The word Skanda refers to a lot of things like a learned person, a prince, the act of effusion and the attacker. In reference to Skanda Sashti, the “attacker” or more precisely Lord Kartikeya, the Hindu god fits right. He is referred to as Skanda for he is believed to be the ‘commander of the Gods’ or the ‘Lord of war and victory’. Skanda Sashti or Kanda Sashti is a celebration of the defeat of demon Tarakasura by the deity and it is observed on sixth day (Sashti) of Shukla Paksha (bright fortnight). Though the main festival is observed on the said Tithi during the Tamil month of Aippasi, the monthly fasts are also considered significant.
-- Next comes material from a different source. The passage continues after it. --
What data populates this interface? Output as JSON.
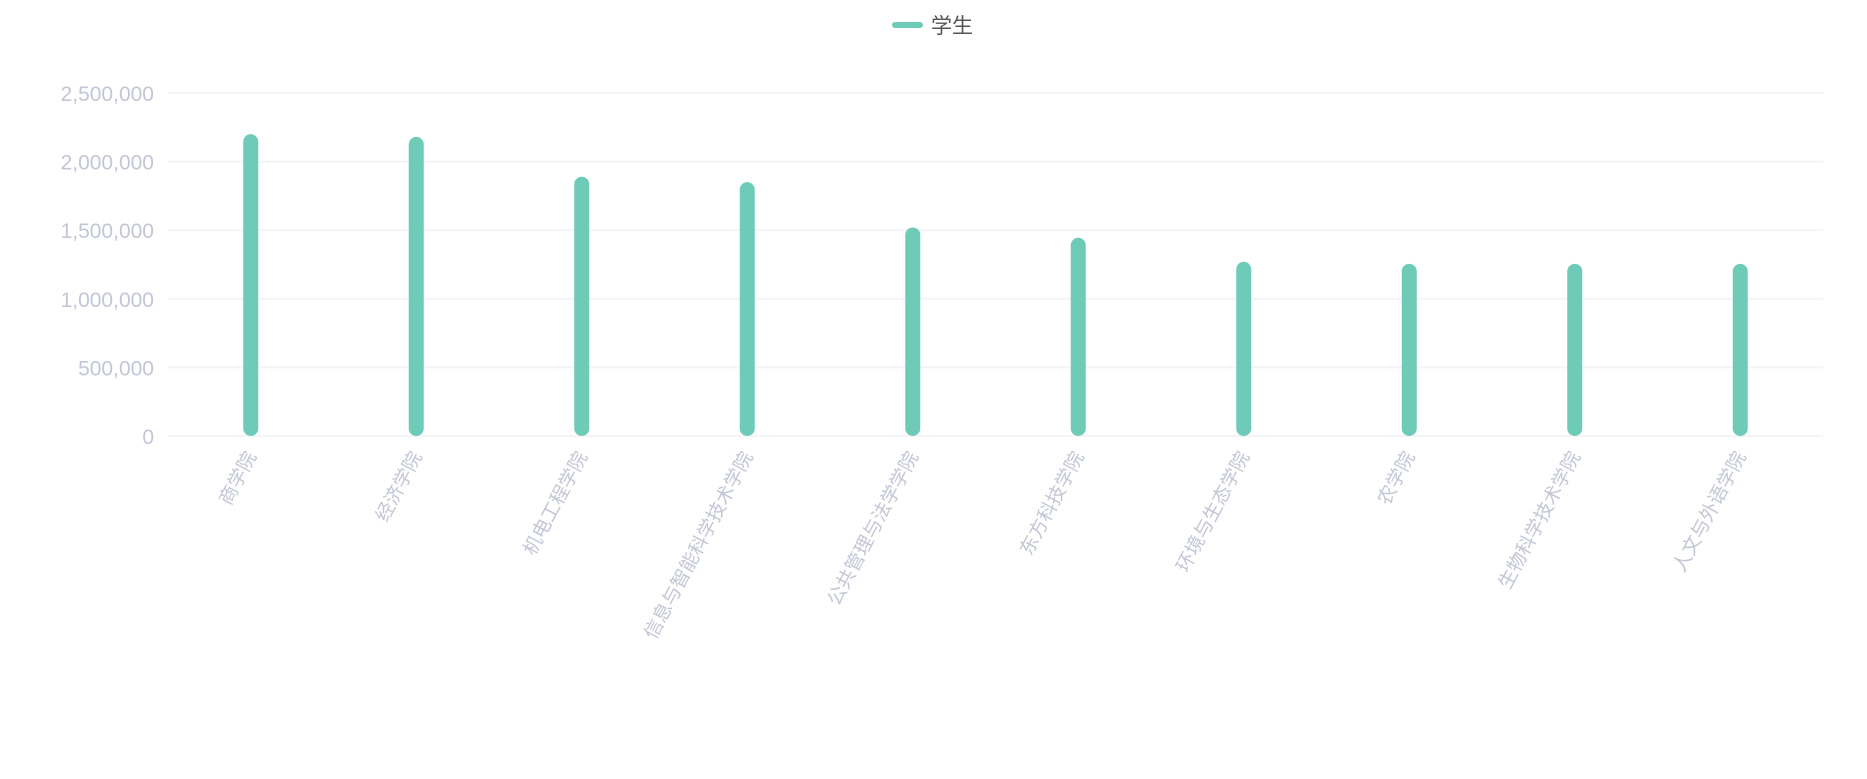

The people fast and pray to the Lord with Puja Samagri and Puja Patra on this day.
The Avatar of the Skanda:
The story related to Skanda Sashti is about a war that Kartikeya is revered for. As per mythology, Brahma suggested that only Shiva can produce the slayer of Tarakasura, the demon who wreaked havoc in the celestial and human world. However, Shiva was in the state of Samadhi and no one could afford to invoke his rage. But Paravati and Kamadev agreed to help through strict penance and striking the arrow of love respectively. Kamadeva was burnt into ashes by the fire of rage emitted from third eye of Shiva. However his sacrifice and Parvati’s devotion paid off and the fiery seeds emanated from the Shiva. The seeds got transferred from mouth of Agni and Ganges into the Sara Vana, which was a forest of grasses resembling arrows.
The seeds took the form of six babies raised by six stars of Karthikai or the divine constellation. Parvati later combined the six babies into Shanmukha or one having six faces. Murugan assumed the role of General of the Army against Tarakasura, Simhamukha, Surapadma and defeated them in a battle which lasted for six days. The annihilation of the demons with Shakti Velam (divine Vela gifted by Parvati) called Soorasamharam and it as on the Tithi of Aippasi Skanda Sashti.
The Vidhi of Skanda Sashti Puja:
The day when Panchami conjugates with Sashti Tithi is considered the more auspicious for Vrat. The fast is observed strictly or by consuming vegetarian meal once during the day. Listening to the stories of Skanda Purana, visiting temples or praying at home reciting the Kanda Sashti Kavasam are other practises of the devotees on this day. The fast is not done only to abstain from food but to cleanse the anomalies in inner self.
The Puja is done by beginning with a prayer to Lord Ganesha and then chanting Om vali devasena samedha Shri Subrahmanya Swaamine namaha dhyaayaamii while meditating. The prayer may be offered to a Vel or a picture of the Subramanya along with Samagri like turmeric paste, sandal paste, flowers, Kumkum and lighting a lamp, Agarbatthi and with camphor. Worshippers may buy online Diya for Puja and also the Puja Kits or Puja Samagri from online Puja stores.
The Various Names and Regions of Worship:
Kartikeya is the name of the son of Shiva and the name is prevalent in the Hindu belts of India. In Tamil Nadu, He is known by the Murugan and also known as Tamil Kadavu or the ‘God of the Tamils’. In fact, there is a sect in Hinduism called Kaumaran dedicated to the deity. The devotees of the Murugan have exist in all other areas of Tamil influences like Puducherry, Sri Lanka, Indonesia, Singapore, Mauritius, etc. He is also prayed in Kerala, Karnataka and other regions of South India. Subramanya, Guha, Shanmukha, Velayudhan, Kumaresa, Dandapani, Swaminatha are the other names of the deity believed to be a divine form with six-faces and carrying a lance in hand.
The most important six shrines known as Arupadaiveedu are located in various regions of Tamil Nadu. Apart from these, Kerala, Karnataka, Delhi, Haryana, even Sri Lanka and Malaysia have shrines dedicated to Him. There is a tradition of carrying a Kavadi or having rice, milk, etc. in Puja Patra or going through physical piercings as offerings to Lord Muruga by Tamils on the day in reverence to the God.